Anyway I imagine VB6 development will still be quite prevalent for at least a few more years.
That would actually be a bad thing I think, The .Net framework is on most Windows machines already and lots of applications use it and have been doing so for quite some time. If each app compiled only the parts of the framework they needed and distributed it with their apps then all .net apps would be larger, some of them by huge amounts and the amount of disk space used would increase greatly.
What about VB6, most programs do not use most of the stuff in the runtime yet the entire runtime is required for all of them, pretty much the same thing with .Net just a different file set.
That's not the point. The point is: do you need .NET for most of that? I don't know about Windows Phone or XNA (whatever it is), but for all the rest you certainly don't need .NET. It's just, maybe,...easy to work with? but I don't think it's that easier than anything else as long as you know the right tools, and pure Win32/Win64 is still best, imho. The problem I see with VB6 dropping is that nothing is left from MS to create native binaries but C++.

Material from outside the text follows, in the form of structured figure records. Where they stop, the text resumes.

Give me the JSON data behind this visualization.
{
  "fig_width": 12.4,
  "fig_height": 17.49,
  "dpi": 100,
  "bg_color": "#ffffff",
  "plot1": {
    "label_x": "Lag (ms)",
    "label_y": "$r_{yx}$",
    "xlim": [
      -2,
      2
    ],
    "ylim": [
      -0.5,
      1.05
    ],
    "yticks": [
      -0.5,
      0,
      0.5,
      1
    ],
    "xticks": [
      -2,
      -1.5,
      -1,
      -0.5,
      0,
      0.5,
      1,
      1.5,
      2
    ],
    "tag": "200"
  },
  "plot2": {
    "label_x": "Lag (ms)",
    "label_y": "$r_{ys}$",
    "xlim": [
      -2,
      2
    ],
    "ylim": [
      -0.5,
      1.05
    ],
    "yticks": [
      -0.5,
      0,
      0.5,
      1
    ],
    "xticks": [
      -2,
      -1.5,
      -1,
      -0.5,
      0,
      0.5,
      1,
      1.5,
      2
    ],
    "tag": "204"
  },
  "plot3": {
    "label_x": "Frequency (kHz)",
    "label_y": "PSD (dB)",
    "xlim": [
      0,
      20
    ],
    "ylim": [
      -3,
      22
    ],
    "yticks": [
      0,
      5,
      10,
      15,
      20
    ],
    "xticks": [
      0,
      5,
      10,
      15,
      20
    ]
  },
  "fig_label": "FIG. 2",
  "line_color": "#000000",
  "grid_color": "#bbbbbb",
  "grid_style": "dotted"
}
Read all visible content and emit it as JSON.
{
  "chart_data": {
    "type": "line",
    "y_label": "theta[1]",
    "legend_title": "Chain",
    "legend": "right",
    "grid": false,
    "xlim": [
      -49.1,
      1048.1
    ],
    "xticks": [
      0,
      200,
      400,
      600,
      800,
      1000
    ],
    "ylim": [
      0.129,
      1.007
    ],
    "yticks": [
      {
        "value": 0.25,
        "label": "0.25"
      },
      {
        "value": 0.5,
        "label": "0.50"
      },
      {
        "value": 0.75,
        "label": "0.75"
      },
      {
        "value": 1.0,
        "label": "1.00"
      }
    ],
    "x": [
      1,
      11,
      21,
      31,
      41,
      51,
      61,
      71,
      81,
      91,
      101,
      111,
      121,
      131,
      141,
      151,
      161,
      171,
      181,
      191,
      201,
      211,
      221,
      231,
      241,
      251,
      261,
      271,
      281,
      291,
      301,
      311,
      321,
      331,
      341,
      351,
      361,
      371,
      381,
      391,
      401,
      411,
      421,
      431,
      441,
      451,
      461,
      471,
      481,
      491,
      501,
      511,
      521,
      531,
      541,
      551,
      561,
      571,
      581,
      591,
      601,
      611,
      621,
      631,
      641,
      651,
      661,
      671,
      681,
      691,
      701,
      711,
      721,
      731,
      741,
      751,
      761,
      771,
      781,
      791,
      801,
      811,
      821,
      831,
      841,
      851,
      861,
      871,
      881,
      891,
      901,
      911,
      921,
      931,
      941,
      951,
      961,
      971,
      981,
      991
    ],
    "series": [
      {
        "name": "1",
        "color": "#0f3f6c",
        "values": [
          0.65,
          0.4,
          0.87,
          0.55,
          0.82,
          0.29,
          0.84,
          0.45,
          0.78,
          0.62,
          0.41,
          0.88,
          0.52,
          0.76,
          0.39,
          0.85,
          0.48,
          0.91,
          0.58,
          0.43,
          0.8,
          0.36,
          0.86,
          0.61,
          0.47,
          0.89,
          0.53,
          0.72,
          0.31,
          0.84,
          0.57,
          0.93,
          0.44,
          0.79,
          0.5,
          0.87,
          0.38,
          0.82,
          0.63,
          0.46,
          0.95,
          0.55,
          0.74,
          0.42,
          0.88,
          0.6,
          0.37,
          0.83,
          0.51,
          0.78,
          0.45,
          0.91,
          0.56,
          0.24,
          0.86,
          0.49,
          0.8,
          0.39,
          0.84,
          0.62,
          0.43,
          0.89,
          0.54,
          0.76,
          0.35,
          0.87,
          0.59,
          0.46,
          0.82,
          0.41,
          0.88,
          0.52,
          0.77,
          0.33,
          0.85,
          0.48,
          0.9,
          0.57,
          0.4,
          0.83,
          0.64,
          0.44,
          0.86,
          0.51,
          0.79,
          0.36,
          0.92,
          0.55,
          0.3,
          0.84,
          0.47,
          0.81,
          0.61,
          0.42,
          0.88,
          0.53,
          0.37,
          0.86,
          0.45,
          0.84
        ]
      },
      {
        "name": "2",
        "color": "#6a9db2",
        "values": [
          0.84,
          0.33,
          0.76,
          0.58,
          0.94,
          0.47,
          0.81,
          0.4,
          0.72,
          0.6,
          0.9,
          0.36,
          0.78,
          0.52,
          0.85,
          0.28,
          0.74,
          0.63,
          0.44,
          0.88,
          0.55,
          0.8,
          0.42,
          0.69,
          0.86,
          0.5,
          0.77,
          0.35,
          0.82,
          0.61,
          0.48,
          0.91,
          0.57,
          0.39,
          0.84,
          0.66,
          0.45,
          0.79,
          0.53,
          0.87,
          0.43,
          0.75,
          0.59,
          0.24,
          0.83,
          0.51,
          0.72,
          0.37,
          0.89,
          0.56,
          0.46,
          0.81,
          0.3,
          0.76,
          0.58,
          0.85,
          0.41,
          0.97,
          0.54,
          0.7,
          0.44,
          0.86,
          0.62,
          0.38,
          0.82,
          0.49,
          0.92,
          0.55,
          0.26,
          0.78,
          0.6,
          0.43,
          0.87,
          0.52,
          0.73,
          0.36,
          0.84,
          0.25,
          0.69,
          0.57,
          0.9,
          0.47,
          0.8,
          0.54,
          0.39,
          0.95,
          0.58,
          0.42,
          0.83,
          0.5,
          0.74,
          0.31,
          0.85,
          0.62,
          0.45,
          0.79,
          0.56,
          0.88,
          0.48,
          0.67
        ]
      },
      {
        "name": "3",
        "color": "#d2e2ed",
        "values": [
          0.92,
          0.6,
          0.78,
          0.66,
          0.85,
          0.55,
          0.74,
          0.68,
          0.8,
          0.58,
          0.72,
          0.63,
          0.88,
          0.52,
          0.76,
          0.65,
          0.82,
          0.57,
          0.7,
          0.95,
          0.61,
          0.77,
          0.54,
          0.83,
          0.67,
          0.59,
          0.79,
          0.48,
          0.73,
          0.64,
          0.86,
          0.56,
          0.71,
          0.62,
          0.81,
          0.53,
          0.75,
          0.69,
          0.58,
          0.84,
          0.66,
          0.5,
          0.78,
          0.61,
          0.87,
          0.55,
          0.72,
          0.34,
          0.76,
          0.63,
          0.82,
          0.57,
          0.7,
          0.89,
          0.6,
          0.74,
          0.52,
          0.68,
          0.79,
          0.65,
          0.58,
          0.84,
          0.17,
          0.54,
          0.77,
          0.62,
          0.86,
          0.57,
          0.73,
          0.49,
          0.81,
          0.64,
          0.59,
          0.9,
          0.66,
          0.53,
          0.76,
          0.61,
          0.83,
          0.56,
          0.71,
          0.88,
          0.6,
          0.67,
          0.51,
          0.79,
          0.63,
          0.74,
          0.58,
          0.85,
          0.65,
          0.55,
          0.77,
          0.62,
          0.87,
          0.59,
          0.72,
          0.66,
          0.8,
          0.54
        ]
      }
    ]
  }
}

XNA is a free product that allows you to develop games for Windows, Windows Phone and XBox 360 using .Net languages.
VB.Net also allows you to develop for Windows CE and Windows Mobile devices which I have been doing in VB.Net for several years now with much success.
Vb.Net is easy to work with once you have adjusted to it, and so is C# in many cases VB.Net can be easier to work with than VB6 and can do a lot more.
I have to say I didnt see any of this coming. I thought they were going to bring it back. Fatia said his petition has 7200 votes...
Which is a very small number to a company like MS.
What surprises me is that anyone is surprised that MS did what most expected them to do anyway. It really should have been clear to most a long time ago that VB6 was the last of the classic VB editions.